What yellowbinder said!

Was there some kind of sale on half melted 8-track tapes that day, or what.
posted by Kid Charlemagne at 9:05 PM on May 5, 2008


Oh, and I forgot to mention that the first WFMU link contains the "Hello" jingle, listed there as Ghetto Ice Cream Truck Song.
posted by plastic_animals at 9:12 PM on May 5, 2008


Our local icecream truck guy is a total arsehole. The kids hate him, and he hates the kids. No one ever buys off him, so I'm amazed that he's in business. I commented this fact to my wife who remarked, "well, at least he's not a pedo"
posted by mattoxic at 9:15 PM on May 5, 2008


I always assumed they were fronts for drug dealing. Although I guess you'd be a little conspicuous with the INCREDIBLY LOUD ANNOYING SONG, who would suspect the ice cream man of selling some chemical bliss along with the orange sherbet?

Well, who would suspect other than me, that is.
posted by winna at 9:28 PM on May 5, 2008


If they outlaw ice cream vans, I'm going to move over there and run a lobster taco truck ... you know, while I still can.
posted by redteam at 9:43 PM on May 5, 2008


Ugh. They circle McCarren Park all day. Which means that there is literally no point on a nice warm day when you are out of earshot of the trucks while within the park.

I'm not inciting sabotage or anything, but I DID accidentally discover where they all dock for the night...

They're pretty good about moving on if you go down and ask them, at least.
posted by [NOT HERMITOSIS-IST] at 9:50 PM on May 5, 2008


He short-changes the kids more often than not, is short with them, and has awful timing.

Always give your kids exact change for the ice cream man.

I have to say, though, that this makes me want to find an old three-wheeled bicycle at a garage sale, paint it pretty and weld a cooler to it, and ride down my street once a weekend during the summer giving away free ice cream.

However, I would likely terrify everyone into thinking I was trying to steal their children, so I would have to add jump seats for my kids, and have my kids do the handing out.
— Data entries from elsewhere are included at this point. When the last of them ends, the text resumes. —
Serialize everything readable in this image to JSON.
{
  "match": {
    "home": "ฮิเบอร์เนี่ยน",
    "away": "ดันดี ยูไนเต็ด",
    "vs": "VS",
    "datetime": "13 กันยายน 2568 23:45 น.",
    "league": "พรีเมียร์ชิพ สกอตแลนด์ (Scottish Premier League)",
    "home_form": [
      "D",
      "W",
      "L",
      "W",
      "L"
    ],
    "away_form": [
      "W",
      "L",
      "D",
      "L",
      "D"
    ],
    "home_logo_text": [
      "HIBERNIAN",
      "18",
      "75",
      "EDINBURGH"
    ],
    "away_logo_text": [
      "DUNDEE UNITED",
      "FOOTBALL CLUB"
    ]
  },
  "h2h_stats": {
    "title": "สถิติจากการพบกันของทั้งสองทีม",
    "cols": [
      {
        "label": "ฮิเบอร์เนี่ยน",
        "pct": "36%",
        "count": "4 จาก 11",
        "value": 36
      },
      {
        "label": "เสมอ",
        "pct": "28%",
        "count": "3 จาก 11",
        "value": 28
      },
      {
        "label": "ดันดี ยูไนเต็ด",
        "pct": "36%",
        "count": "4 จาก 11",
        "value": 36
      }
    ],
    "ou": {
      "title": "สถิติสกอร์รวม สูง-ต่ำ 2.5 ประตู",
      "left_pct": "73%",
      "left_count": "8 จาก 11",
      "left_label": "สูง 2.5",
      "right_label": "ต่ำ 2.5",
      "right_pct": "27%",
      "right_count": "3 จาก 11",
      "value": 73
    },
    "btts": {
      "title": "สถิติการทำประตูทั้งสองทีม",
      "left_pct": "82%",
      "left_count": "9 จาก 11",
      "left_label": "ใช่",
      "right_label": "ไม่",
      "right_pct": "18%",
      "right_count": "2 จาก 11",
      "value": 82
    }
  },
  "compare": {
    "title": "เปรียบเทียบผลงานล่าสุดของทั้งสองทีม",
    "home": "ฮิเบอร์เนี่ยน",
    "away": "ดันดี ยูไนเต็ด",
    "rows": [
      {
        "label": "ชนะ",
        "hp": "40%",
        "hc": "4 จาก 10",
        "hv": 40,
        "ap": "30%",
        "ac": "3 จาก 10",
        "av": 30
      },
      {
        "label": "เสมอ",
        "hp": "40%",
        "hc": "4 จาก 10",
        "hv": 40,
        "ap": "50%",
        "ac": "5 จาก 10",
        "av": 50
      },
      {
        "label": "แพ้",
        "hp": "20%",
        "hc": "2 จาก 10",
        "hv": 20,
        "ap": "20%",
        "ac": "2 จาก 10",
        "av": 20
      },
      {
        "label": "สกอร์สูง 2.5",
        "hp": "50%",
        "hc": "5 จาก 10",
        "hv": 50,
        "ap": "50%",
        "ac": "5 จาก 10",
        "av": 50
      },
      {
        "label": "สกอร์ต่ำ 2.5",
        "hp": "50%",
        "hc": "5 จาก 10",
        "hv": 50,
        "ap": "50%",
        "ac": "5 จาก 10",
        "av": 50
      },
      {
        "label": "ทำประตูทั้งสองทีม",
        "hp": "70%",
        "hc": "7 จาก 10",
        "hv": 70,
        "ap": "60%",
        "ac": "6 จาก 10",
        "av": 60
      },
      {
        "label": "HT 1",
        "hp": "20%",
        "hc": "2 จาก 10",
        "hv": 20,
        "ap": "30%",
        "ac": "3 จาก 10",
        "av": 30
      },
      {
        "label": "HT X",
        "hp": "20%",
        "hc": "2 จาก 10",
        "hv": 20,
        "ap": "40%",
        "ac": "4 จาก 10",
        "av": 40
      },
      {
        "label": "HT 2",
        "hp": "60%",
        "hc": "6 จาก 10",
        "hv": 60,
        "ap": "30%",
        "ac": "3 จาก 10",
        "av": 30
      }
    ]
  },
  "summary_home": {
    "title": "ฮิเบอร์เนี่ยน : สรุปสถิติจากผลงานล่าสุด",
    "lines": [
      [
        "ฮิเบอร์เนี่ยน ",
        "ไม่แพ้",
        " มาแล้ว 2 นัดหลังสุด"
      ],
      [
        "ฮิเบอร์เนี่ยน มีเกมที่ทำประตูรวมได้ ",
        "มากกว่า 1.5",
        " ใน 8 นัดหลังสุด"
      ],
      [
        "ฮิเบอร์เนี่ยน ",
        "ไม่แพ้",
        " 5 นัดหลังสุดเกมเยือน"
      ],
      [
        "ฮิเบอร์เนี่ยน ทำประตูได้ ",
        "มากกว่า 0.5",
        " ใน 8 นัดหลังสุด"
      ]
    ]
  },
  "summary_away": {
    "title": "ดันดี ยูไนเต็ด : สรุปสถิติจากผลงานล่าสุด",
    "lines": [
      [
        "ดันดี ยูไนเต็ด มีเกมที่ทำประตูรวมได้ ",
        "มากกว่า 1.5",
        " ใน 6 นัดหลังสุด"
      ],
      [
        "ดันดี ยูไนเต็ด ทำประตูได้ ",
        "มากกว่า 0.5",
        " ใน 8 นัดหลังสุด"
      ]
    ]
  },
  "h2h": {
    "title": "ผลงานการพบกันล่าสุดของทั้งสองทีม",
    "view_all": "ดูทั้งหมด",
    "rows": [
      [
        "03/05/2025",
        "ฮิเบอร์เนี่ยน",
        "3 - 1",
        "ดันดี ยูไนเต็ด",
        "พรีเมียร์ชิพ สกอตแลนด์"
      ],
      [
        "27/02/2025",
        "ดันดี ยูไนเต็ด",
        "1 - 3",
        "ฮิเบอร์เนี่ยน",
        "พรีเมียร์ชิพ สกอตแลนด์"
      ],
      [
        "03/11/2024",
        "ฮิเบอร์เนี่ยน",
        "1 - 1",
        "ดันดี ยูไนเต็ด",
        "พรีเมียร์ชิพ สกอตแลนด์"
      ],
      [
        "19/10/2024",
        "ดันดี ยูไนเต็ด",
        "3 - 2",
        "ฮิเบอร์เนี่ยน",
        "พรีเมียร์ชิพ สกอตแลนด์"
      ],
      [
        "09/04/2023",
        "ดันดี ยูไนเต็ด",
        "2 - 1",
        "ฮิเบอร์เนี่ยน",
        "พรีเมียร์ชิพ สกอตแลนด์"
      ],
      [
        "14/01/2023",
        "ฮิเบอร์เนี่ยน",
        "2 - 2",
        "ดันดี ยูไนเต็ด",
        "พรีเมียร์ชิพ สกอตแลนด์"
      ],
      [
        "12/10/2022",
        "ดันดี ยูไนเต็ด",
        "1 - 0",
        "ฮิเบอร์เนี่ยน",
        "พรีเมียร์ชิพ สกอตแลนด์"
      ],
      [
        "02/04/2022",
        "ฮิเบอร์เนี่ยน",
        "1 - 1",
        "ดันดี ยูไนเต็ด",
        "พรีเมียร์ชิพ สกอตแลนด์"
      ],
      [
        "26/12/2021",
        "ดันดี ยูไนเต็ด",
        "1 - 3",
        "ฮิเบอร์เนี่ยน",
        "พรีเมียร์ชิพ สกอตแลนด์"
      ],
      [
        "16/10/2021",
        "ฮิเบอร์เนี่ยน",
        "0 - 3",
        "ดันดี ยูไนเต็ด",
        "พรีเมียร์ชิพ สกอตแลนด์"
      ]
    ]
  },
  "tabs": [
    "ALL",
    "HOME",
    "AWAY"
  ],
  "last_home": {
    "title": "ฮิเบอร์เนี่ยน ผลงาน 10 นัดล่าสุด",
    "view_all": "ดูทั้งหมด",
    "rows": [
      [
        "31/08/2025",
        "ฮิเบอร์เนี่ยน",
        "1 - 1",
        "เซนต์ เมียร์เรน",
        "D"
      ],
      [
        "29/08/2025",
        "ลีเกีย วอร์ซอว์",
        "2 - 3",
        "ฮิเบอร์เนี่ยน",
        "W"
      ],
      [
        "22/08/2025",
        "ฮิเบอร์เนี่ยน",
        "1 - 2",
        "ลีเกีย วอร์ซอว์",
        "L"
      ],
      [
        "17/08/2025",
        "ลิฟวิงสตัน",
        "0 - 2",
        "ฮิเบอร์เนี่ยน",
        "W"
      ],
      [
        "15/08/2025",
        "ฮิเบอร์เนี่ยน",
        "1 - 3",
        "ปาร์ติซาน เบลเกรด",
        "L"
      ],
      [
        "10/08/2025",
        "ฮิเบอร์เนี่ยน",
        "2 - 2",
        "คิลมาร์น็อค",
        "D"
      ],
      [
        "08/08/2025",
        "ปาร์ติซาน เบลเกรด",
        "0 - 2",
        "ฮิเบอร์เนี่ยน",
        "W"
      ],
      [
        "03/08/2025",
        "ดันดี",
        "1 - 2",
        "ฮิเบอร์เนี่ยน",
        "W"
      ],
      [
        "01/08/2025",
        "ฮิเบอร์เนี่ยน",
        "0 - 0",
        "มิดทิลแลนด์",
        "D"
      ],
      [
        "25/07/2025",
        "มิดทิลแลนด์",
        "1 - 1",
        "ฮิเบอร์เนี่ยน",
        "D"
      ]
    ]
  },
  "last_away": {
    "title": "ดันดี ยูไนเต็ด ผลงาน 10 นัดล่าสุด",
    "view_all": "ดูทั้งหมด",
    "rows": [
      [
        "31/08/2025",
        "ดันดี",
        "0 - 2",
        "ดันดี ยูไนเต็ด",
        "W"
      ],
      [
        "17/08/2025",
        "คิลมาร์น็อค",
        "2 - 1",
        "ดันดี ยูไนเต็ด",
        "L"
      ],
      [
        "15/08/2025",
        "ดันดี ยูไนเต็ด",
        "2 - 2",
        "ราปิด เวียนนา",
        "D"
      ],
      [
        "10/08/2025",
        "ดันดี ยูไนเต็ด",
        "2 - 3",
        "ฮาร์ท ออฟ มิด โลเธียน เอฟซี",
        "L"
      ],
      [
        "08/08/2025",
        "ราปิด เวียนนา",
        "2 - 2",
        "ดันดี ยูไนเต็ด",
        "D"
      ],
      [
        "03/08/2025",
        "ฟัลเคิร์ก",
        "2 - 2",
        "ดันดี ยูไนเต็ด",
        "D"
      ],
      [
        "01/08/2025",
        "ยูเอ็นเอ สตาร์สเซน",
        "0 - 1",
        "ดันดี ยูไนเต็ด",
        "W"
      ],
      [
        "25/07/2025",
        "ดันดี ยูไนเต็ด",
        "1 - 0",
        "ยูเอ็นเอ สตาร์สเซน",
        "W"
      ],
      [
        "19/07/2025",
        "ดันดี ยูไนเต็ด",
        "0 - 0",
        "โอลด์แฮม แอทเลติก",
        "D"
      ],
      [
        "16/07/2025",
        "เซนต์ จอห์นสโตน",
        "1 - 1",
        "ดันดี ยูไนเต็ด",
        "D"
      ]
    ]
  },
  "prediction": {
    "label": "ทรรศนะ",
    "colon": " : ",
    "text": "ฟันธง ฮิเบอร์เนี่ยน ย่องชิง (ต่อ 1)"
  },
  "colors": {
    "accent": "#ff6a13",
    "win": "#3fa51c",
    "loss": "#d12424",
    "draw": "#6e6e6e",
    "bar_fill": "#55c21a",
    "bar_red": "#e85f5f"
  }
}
on preview: I totally need to do this. does anyone in los angeles want to sell me a three-wheeled bicycle or small electric neighborhood vehicle cheap?
posted by davejay at 9:56 PM on May 5, 2008


I drove a Safety Clown Ice Cream van from hell one summer after freshman year. TIt was a long, steamy summer with no air-conditioning and sunrise to sunset operations were mandatory 7_Days_A_week. he previous Safety Clown was arrested for dealing. I had some very interesting customers.

That aside, it was somewhat amazing how weighted the demographics of my best customers were to their poverty levels. This meant I spent much of my time in the low-end apt complexes and duplex farms of an air force town.

I became a surrogate dad to about 10 or 12 extremely neglected 6-10 yr olds. I handed out most of my profits in 50-cent Bomb Pops and provided (likely) some of the only adult "supervision" these kids saw all summer-day long. It was depressing to see many absent, single moms leaving their kids with a can of Krylon and a paper bag. Huffing tends to mellow an 8-year old right_the_fuck_out.

A child is born
with no state of mind
blind to the ways of mankind

god is smilin on him
but he's frownin too
because only god know what you gon do

You'll grow up in the ghetto
livin second rate
and your eyes will sing a song of deep hate

the places you play
and where you stay
look like one great big alley way

you'll admire all the number book takers
tha dust pimps da playas and the big money makers
drivin big cars spending twenties and tens
and you wanna grow up to be just like dem
huh
smugglers, scramblers, burglars, gamblers,
pick-pockets, peddlers, even panhandlers

you say, "I'm cool, hah, I'm no fool"
but den you wind up droppin outta high school
now you's unemployed
all non-void
walkin round like you Pretty Boy Flloyd
turn stickup-kid, but look what you done did........
Got sent up for an 8 year bid

I would not even drive through these places at night anymore. Those kids are in their late 20s now and if they're not lost, dead, or in prison I pray at least one of them made it out "alive".

/Debbie Downer
posted by HyperBlue at 10:02 PM on May 5, 2008 [2 favorites]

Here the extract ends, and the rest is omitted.